A incidência de extrema pobreza, no estado do Ceará, em 2022 diminuiu quando comparada a 2021 e ao ano de 2019, antes da pandemia de coronavírus. Os dados são da Síntese de Indicadores Sociais, divulgada na quarta-feira (6) pelo IBGE. O levantamento ainda aponta que a mesma queda se verificou na proporção de pessoas em situação de pobreza em 2022, que também declinou em relação a 2021, mas ficou estável em relação a 2019.

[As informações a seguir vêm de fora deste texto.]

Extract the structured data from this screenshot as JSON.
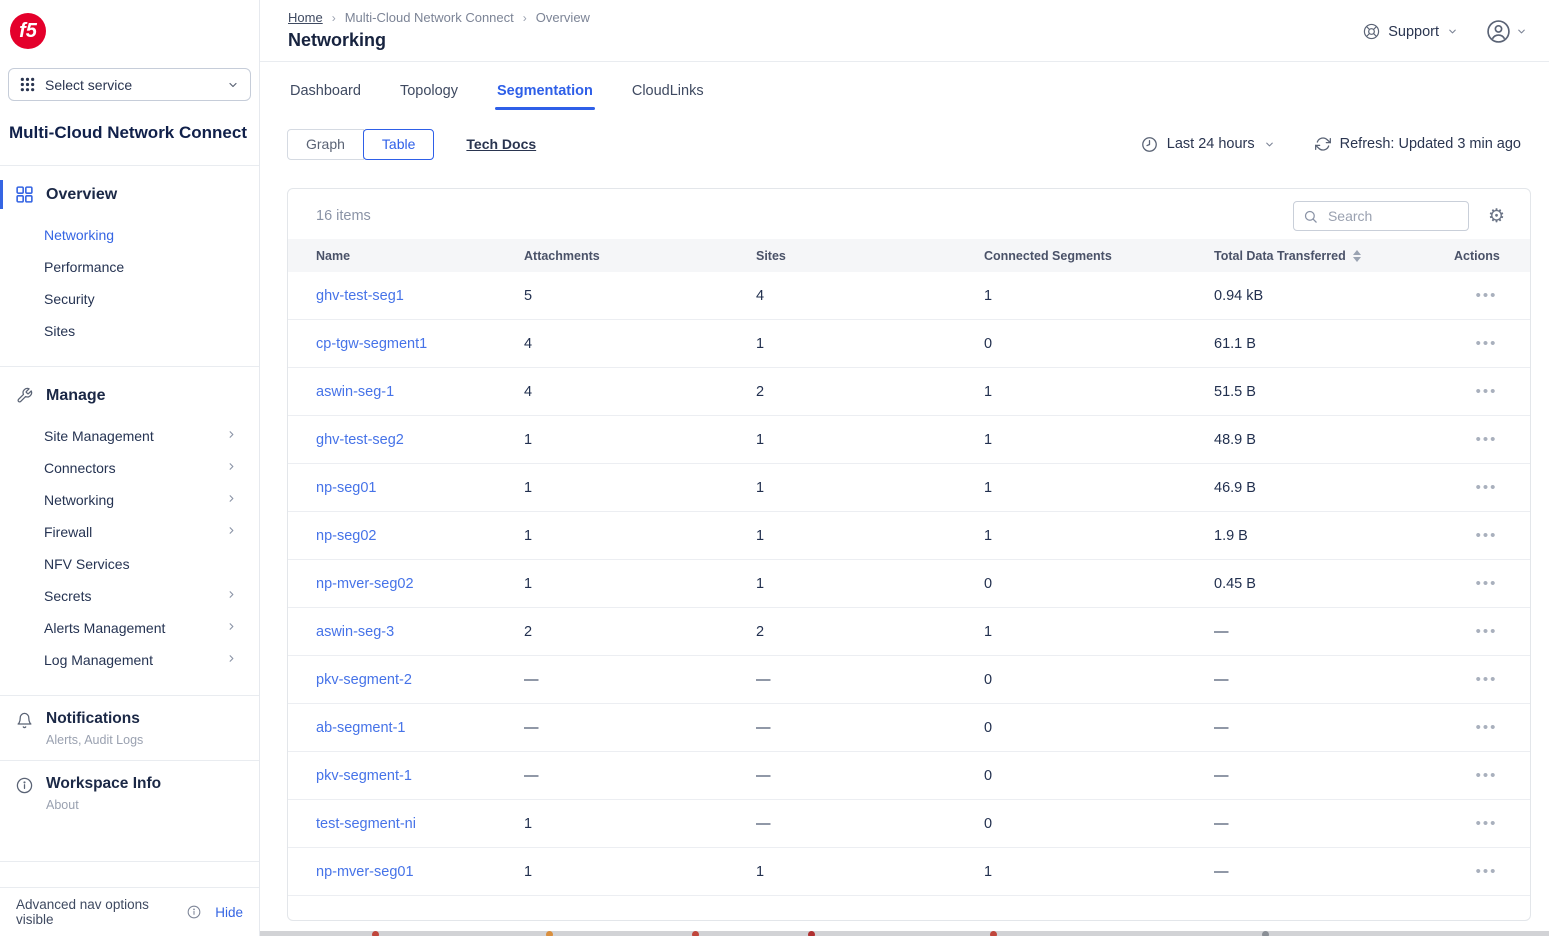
{
  "brand": {
    "logo": "f5"
  },
  "colors": {
    "accent_blue": "#3565e3",
    "f5_red": "#e4002b",
    "text_dark": "#1c2b4a",
    "text_gray": "#7c8496"
  },
  "sidebar": {
    "select_service": {
      "label": "Select service"
    },
    "workspace_title": "Multi-Cloud Network Connect",
    "overview": {
      "label": "Overview",
      "items": [
        {
          "label": "Networking",
          "active": true
        },
        {
          "label": "Performance",
          "active": false
        },
        {
          "label": "Security",
          "active": false
        },
        {
          "label": "Sites",
          "active": false
        }
      ]
    },
    "manage": {
      "label": "Manage",
      "items": [
        {
          "label": "Site Management",
          "chevron": true
        },
        {
          "label": "Connectors",
          "chevron": true
        },
        {
          "label": "Networking",
          "chevron": true
        },
        {
          "label": "Firewall",
          "chevron": true
        },
        {
          "label": "NFV Services",
          "chevron": false
        },
        {
          "label": "Secrets",
          "chevron": true
        },
        {
          "label": "Alerts Management",
          "chevron": true
        },
        {
          "label": "Log Management",
          "chevron": true
        }
      ]
    },
    "notifications": {
      "label": "Notifications",
      "sublabel": "Alerts, Audit Logs"
    },
    "workspace_info": {
      "label": "Workspace Info",
      "sublabel": "About"
    },
    "footer": {
      "text": "Advanced nav options visible",
      "link": "Hide"
    }
  },
  "header": {
    "breadcrumb": [
      "Home",
      "Multi-Cloud Network Connect",
      "Overview"
    ],
    "title": "Networking",
    "support": "Support"
  },
  "tabs": {
    "items": [
      "Dashboard",
      "Topology",
      "Segmentation",
      "CloudLinks"
    ],
    "active": "Segmentation"
  },
  "toolbar": {
    "views": [
      "Graph",
      "Table"
    ],
    "active_view": "Table",
    "tech_docs": "Tech Docs",
    "time_range": "Last 24 hours",
    "refresh": "Refresh: Updated 3 min ago"
  },
  "table": {
    "count": "16 items",
    "search_placeholder": "Search",
    "columns": [
      "Name",
      "Attachments",
      "Sites",
      "Connected Segments",
      "Total Data Transferred",
      "Actions"
    ],
    "sort_column": "Total Data Transferred",
    "rows": [
      {
        "name": "ghv-test-seg1",
        "attachments": "5",
        "sites": "4",
        "connected_segments": "1",
        "total_data": "0.94 kB"
      },
      {
        "name": "cp-tgw-segment1",
        "attachments": "4",
        "sites": "1",
        "connected_segments": "0",
        "total_data": "61.1 B"
      },
      {
        "name": "aswin-seg-1",
        "attachments": "4",
        "sites": "2",
        "connected_segments": "1",
        "total_data": "51.5 B"
      },
      {
        "name": "ghv-test-seg2",
        "attachments": "1",
        "sites": "1",
        "connected_segments": "1",
        "total_data": "48.9 B"
      },
      {
        "name": "np-seg01",
        "attachments": "1",
        "sites": "1",
        "connected_segments": "1",
        "total_data": "46.9 B"
      },
      {
        "name": "np-seg02",
        "attachments": "1",
        "sites": "1",
        "connected_segments": "1",
        "total_data": "1.9 B"
      },
      {
        "name": "np-mver-seg02",
        "attachments": "1",
        "sites": "1",
        "connected_segments": "0",
        "total_data": "0.45 B"
      },
      {
        "name": "aswin-seg-3",
        "attachments": "2",
        "sites": "2",
        "connected_segments": "1",
        "total_data": "—"
      },
      {
        "name": "pkv-segment-2",
        "attachments": "—",
        "sites": "—",
        "connected_segments": "0",
        "total_data": "—"
      },
      {
        "name": "ab-segment-1",
        "attachments": "—",
        "sites": "—",
        "connected_segments": "0",
        "total_data": "—"
      },
      {
        "name": "pkv-segment-1",
        "attachments": "—",
        "sites": "—",
        "connected_segments": "0",
        "total_data": "—"
      },
      {
        "name": "test-segment-ni",
        "attachments": "1",
        "sites": "—",
        "connected_segments": "0",
        "total_data": "—"
      },
      {
        "name": "np-mver-seg01",
        "attachments": "1",
        "sites": "1",
        "connected_segments": "1",
        "total_data": "—"
      }
    ]
  }
}
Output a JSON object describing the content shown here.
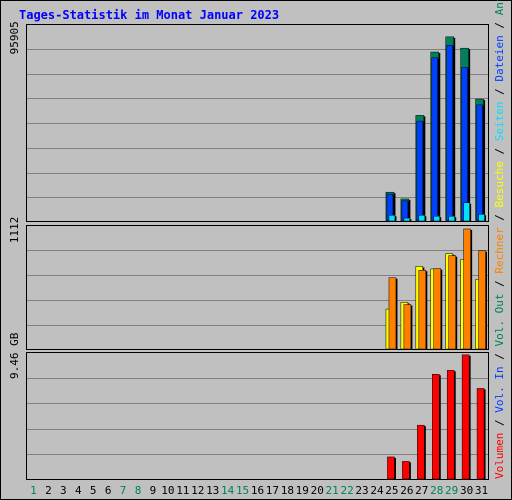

Contudo, a pesquisa explica que mesmo com a queda, 1 milhão de pessoas viviam em extrema pobreza no Ceará em 2022, ou seja, com menos de R$ 202 reais por mês, e mais de 4,7 milhões, ou 1 em cada 2 residentes no Estado, viviam em situação de pobreza, com menos de R$ 644 por mês.
O Instituto utilizou nessa análise os parâmetros do Banco Mundial de US$ 2,15 para extrema pobreza e US$ 6,85 para a pobreza, em termos de Poder de Paridade de Compra a preços internacionais de 2017, dentre outras linhas de pobreza utilizadas para diferentes propósitos no país.
Quando se menciona pobreza, nesse estudo, está se referindo à pobreza monetária, ou seja, por insuficiência de renda, sem considerar outras dimensões, como acesso à educação, saúde e moradia adequada.
Programas sociais
O aumento dos recursos e valores dos benefícios direcionados às famílias pobres pelo Auxílio Brasil, quando comparado com o Auxílio Emergencial 2021, em conjunto com o maior dinamismo do mercado de trabalho, certamente tiveram impactos sobre a redução da pobreza e da extrema pobreza em 2022. Mesmo assim, o estado do Ceará foi o quarto da Região Nordeste que mais concentrou as pessoas vivendo em situação de extrema pobreza e o terceiro em proporção de pessoas em situação de pobreza.
Mais uma vez, o IBGE avaliou o impacto dos programas sociais na incidência de pobreza e extrema pobreza. Além da maior participação na composição da renda da população extremamente pobre, os benefícios de programas sociais governamentais também proporcionam maior impacto na redução da extrema pobreza.
Em 2022, na hipótese de não existirem os referidos programas no Ceará, a extrema pobreza teria sido cerca de duas vezes maior do que com a existência desses programas, levando o percentual de 10,9% para 22,2%. Com relação à pobreza, os impactos da ausência dos benefícios de programas sociais governamentais teriam sido menores, com uma proporção de pobres 11,0% maior do que o efetivamente registrado, passando de 50,7% para 56,3%, em 2022.
Isso evidencia de fato, que os benefícios de programas sociais servem de colchão de amortecimento para os impactos mais severos sobre a população mais vulnerável. Índice de Gini de 2022 passaria de 0,518 para 0,588 sem os programas sociais
No Ceará, o índice de Gini, indicador que mede a desigualdade na distribuição de renda, ficou em 0,518 em 2022, registrando queda de 5,6% em relação a 2021 (0,549). Sem os programas sociais, no entanto, o índice de Gini de 2022 seria de 0,588, com queda menor de 2,2% em relação a 2021 (0,601).